Le Prince Albert de Monaco a annoncé mercredi qu´un nouvel investisseur allait entrer «dans les prochains jours» dans le capital de l´AS Monaco, demi-finaliste de la Ligue des champions, afin de pérenniser le club actuellement «dans l´attente d´une situation claire.»
«Le plan n´est pas encore écrit, mais il devrait comprendre les investisseurs actuels ( Monaco Football Investissement qui détient 34% des parts du club), plus un nouvel investisseur. Des certitudes devraient être données dans les jours à venir», a-t-il expliqué. «Je ne peux encore rien dévoiler. Mais cela se présente très bien et devrait vite se décanter, a-t-il poursuivi en précisant que l´association doit rester majoritaire.»

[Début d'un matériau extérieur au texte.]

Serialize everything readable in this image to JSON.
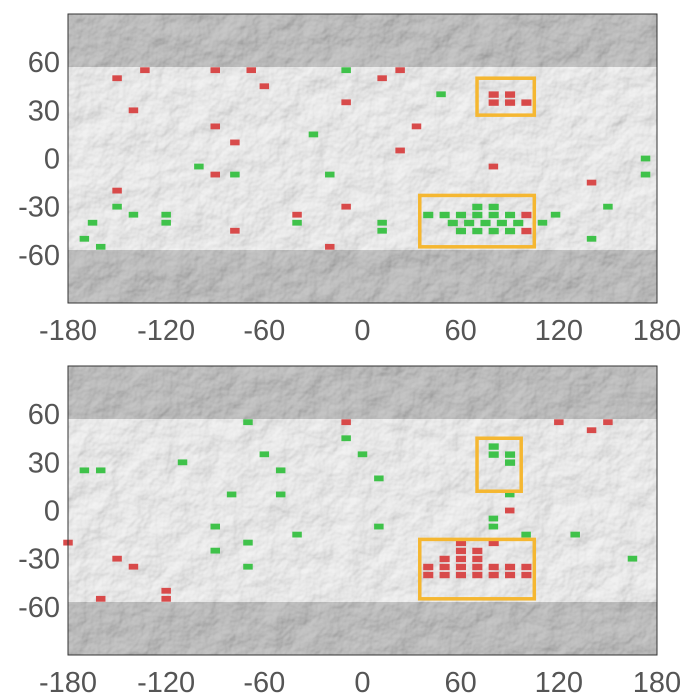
{
  "panels": [
    {
      "id": "top",
      "x_ticks": [
        "-180",
        "-120",
        "-60",
        "0",
        "60",
        "120",
        "180"
      ],
      "y_ticks": [
        "60",
        "30",
        "0",
        "-30",
        "-60"
      ],
      "highlight_boxes": [
        {
          "lon_range": [
            70,
            105
          ],
          "lat_range": [
            27,
            50
          ]
        },
        {
          "lon_range": [
            35,
            105
          ],
          "lat_range": [
            -55,
            -23
          ]
        }
      ],
      "cells": [
        {
          "lon": -150,
          "lat": 50,
          "status": "red"
        },
        {
          "lon": -133,
          "lat": 55,
          "status": "red"
        },
        {
          "lon": -90,
          "lat": 55,
          "status": "red"
        },
        {
          "lon": -68,
          "lat": 55,
          "status": "red"
        },
        {
          "lon": -60,
          "lat": 45,
          "status": "red"
        },
        {
          "lon": -140,
          "lat": 30,
          "status": "red"
        },
        {
          "lon": -90,
          "lat": 20,
          "status": "red"
        },
        {
          "lon": -78,
          "lat": 10,
          "status": "red"
        },
        {
          "lon": -10,
          "lat": 55,
          "status": "green"
        },
        {
          "lon": 12,
          "lat": 50,
          "status": "red"
        },
        {
          "lon": 23,
          "lat": 55,
          "status": "red"
        },
        {
          "lon": -10,
          "lat": 35,
          "status": "red"
        },
        {
          "lon": 48,
          "lat": 40,
          "status": "green"
        },
        {
          "lon": 33,
          "lat": 20,
          "status": "red"
        },
        {
          "lon": 23,
          "lat": 5,
          "status": "red"
        },
        {
          "lon": -30,
          "lat": 15,
          "status": "green"
        },
        {
          "lon": -100,
          "lat": -5,
          "status": "green"
        },
        {
          "lon": -90,
          "lat": -10,
          "status": "red"
        },
        {
          "lon": -78,
          "lat": -10,
          "status": "green"
        },
        {
          "lon": -20,
          "lat": -10,
          "status": "green"
        },
        {
          "lon": 80,
          "lat": -5,
          "status": "red"
        },
        {
          "lon": 140,
          "lat": -15,
          "status": "red"
        },
        {
          "lon": 173,
          "lat": 0,
          "status": "green"
        },
        {
          "lon": 173,
          "lat": -10,
          "status": "green"
        },
        {
          "lon": -150,
          "lat": -20,
          "status": "red"
        },
        {
          "lon": -150,
          "lat": -30,
          "status": "green"
        },
        {
          "lon": -140,
          "lat": -35,
          "status": "green"
        },
        {
          "lon": -120,
          "lat": -35,
          "status": "green"
        },
        {
          "lon": -120,
          "lat": -40,
          "status": "green"
        },
        {
          "lon": -165,
          "lat": -40,
          "status": "green"
        },
        {
          "lon": -170,
          "lat": -50,
          "status": "green"
        },
        {
          "lon": -160,
          "lat": -55,
          "status": "green"
        },
        {
          "lon": -40,
          "lat": -35,
          "status": "red"
        },
        {
          "lon": -40,
          "lat": -40,
          "status": "green"
        },
        {
          "lon": -10,
          "lat": -30,
          "status": "red"
        },
        {
          "lon": -78,
          "lat": -45,
          "status": "red"
        },
        {
          "lon": -20,
          "lat": -55,
          "status": "red"
        },
        {
          "lon": 12,
          "lat": -40,
          "status": "green"
        },
        {
          "lon": 12,
          "lat": -45,
          "status": "green"
        },
        {
          "lon": 110,
          "lat": -40,
          "status": "green"
        },
        {
          "lon": 118,
          "lat": -35,
          "status": "green"
        },
        {
          "lon": 140,
          "lat": -50,
          "status": "green"
        },
        {
          "lon": 150,
          "lat": -30,
          "status": "green"
        }
      ],
      "boxed_regions": [
        {
          "cells": [
            [
              80,
              40,
              "red"
            ],
            [
              90,
              40,
              "red"
            ],
            [
              100,
              35,
              "red"
            ],
            [
              90,
              35,
              "red"
            ],
            [
              80,
              35,
              "red"
            ]
          ]
        },
        {
          "cells": [
            [
              40,
              -35,
              "green"
            ],
            [
              50,
              -35,
              "green"
            ],
            [
              60,
              -35,
              "green"
            ],
            [
              70,
              -35,
              "green"
            ],
            [
              80,
              -35,
              "green"
            ],
            [
              90,
              -35,
              "green"
            ],
            [
              55,
              -40,
              "green"
            ],
            [
              65,
              -40,
              "green"
            ],
            [
              75,
              -40,
              "green"
            ],
            [
              85,
              -40,
              "green"
            ],
            [
              60,
              -45,
              "green"
            ],
            [
              70,
              -45,
              "green"
            ],
            [
              80,
              -45,
              "green"
            ],
            [
              90,
              -45,
              "green"
            ],
            [
              70,
              -30,
              "green"
            ],
            [
              80,
              -30,
              "green"
            ],
            [
              100,
              -35,
              "red"
            ],
            [
              100,
              -45,
              "red"
            ],
            [
              95,
              -40,
              "green"
            ]
          ]
        }
      ]
    },
    {
      "id": "bottom",
      "x_ticks": [
        "-180",
        "-120",
        "-60",
        "0",
        "60",
        "120",
        "180"
      ],
      "y_ticks": [
        "60",
        "30",
        "0",
        "-30",
        "-60"
      ],
      "highlight_boxes": [
        {
          "lon_range": [
            70,
            97
          ],
          "lat_range": [
            12,
            45
          ]
        },
        {
          "lon_range": [
            35,
            105
          ],
          "lat_range": [
            -55,
            -18
          ]
        }
      ],
      "cells": [
        {
          "lon": -70,
          "lat": 55,
          "status": "green"
        },
        {
          "lon": -10,
          "lat": 55,
          "status": "red"
        },
        {
          "lon": -10,
          "lat": 45,
          "status": "green"
        },
        {
          "lon": 0,
          "lat": 35,
          "status": "green"
        },
        {
          "lon": 10,
          "lat": 20,
          "status": "green"
        },
        {
          "lon": 120,
          "lat": 55,
          "status": "red"
        },
        {
          "lon": 140,
          "lat": 50,
          "status": "red"
        },
        {
          "lon": 150,
          "lat": 55,
          "status": "red"
        },
        {
          "lon": -170,
          "lat": 25,
          "status": "green"
        },
        {
          "lon": -160,
          "lat": 25,
          "status": "green"
        },
        {
          "lon": -110,
          "lat": 30,
          "status": "green"
        },
        {
          "lon": -60,
          "lat": 35,
          "status": "green"
        },
        {
          "lon": -50,
          "lat": 25,
          "status": "green"
        },
        {
          "lon": -80,
          "lat": 10,
          "status": "green"
        },
        {
          "lon": -50,
          "lat": 10,
          "status": "green"
        },
        {
          "lon": -90,
          "lat": -10,
          "status": "green"
        },
        {
          "lon": -70,
          "lat": -20,
          "status": "green"
        },
        {
          "lon": -90,
          "lat": -25,
          "status": "green"
        },
        {
          "lon": -70,
          "lat": -35,
          "status": "green"
        },
        {
          "lon": -40,
          "lat": -15,
          "status": "green"
        },
        {
          "lon": 10,
          "lat": -10,
          "status": "green"
        },
        {
          "lon": 90,
          "lat": 10,
          "status": "green"
        },
        {
          "lon": 90,
          "lat": 0,
          "status": "red"
        },
        {
          "lon": 80,
          "lat": -5,
          "status": "green"
        },
        {
          "lon": 80,
          "lat": -10,
          "status": "green"
        },
        {
          "lon": 100,
          "lat": -15,
          "status": "green"
        },
        {
          "lon": 130,
          "lat": -15,
          "status": "green"
        },
        {
          "lon": 165,
          "lat": -30,
          "status": "green"
        },
        {
          "lon": -180,
          "lat": -20,
          "status": "red"
        },
        {
          "lon": -150,
          "lat": -30,
          "status": "red"
        },
        {
          "lon": -140,
          "lat": -35,
          "status": "red"
        },
        {
          "lon": -160,
          "lat": -55,
          "status": "red"
        },
        {
          "lon": -120,
          "lat": -50,
          "status": "red"
        },
        {
          "lon": -120,
          "lat": -55,
          "status": "red"
        }
      ],
      "boxed_regions": [
        {
          "cells": [
            [
              80,
              40,
              "green"
            ],
            [
              80,
              35,
              "green"
            ],
            [
              90,
              35,
              "green"
            ],
            [
              90,
              30,
              "green"
            ]
          ]
        },
        {
          "cells": [
            [
              40,
              -35,
              "red"
            ],
            [
              50,
              -35,
              "red"
            ],
            [
              60,
              -35,
              "red"
            ],
            [
              70,
              -35,
              "red"
            ],
            [
              80,
              -35,
              "red"
            ],
            [
              90,
              -35,
              "red"
            ],
            [
              40,
              -40,
              "red"
            ],
            [
              50,
              -40,
              "red"
            ],
            [
              60,
              -40,
              "red"
            ],
            [
              70,
              -40,
              "red"
            ],
            [
              80,
              -40,
              "red"
            ],
            [
              90,
              -40,
              "red"
            ],
            [
              50,
              -30,
              "red"
            ],
            [
              60,
              -30,
              "red"
            ],
            [
              70,
              -30,
              "red"
            ],
            [
              60,
              -25,
              "red"
            ],
            [
              70,
              -25,
              "red"
            ],
            [
              100,
              -40,
              "red"
            ],
            [
              100,
              -35,
              "red"
            ],
            [
              60,
              -20,
              "red"
            ],
            [
              80,
              -20,
              "red"
            ]
          ]
        }
      ]
    }
  ],
  "colors": {
    "red_cell": "#d84a4a",
    "green_cell": "#3fc24a",
    "box": "#f5b731",
    "tick_label": "#555555"
  }
}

«Le club de Monaco est, d´une certaine façon, familial et fait partie du patrimoine de la Principauté. Il serait délicat de le voir passer sous une responsabilité extérieure. Les Monégasques ne le comprendraient pas», a encore dit le prince. Endetté à auteur de plus de 53 millions d´euros, Monaco a vécu une saison 2003-04 «négative financièrement», a souligné le Prince Albert. «Cet été, on voulait garder tout le monde. On l´a fait. Cette année, l´idée est la même. Certes, dans l´état actuel, on est obligé d´étudier une offre intéressante. Mais cela ne signifie pas forcément des départs. On n´est pas suicidaire. On ne dilapidera pas l´effectif. La vente d´un joueur ne sera que forcée», a-t-il affirmé.
Dans le même temps, il a aussi annoncé vouloir faire confiance à Didier Deschamps pour la saison prochaine «s´il adhère au projet qu´on lui présentera, sinon, on ne le retiendra pas, dit-il. Je ne pense pas qu´il faille s´en séparer. C´est un meneur. Il lui fallait appréhender son rôle et devenir bon stratège. Aujourd´hui, il prouve. Il a des résultats et aucun problème relationnel.» Enfin, le prince n´envisage pas de se séparer du président du club, Pierre Svara, sous contrat jusqu´en juin 2004.
«L´équipe dirigeante est moins expérimentée ( que la précédente), à l´image de Pierre Svara, amoureux du football mais pas encore suffisamment aguerri dans son rôle de dirigeant. Soumis à la pression, il apprend sur le tas, exposé à faire des maladresses. Mais il lui faut continuer, apprendre son métier. Pour l´instant, il n´est pas envisagé de s´en séparer», a conclu le Prince Albert. Monaco passera le 15 avril devant la Direction nationale de contrôle de gestion ( DNCG) de la Ligue du football professionnel ( LFP), quelques jours après la tenue de son conseil d´adminstration qui doit entériner l´arrivée du nouvel investisseur.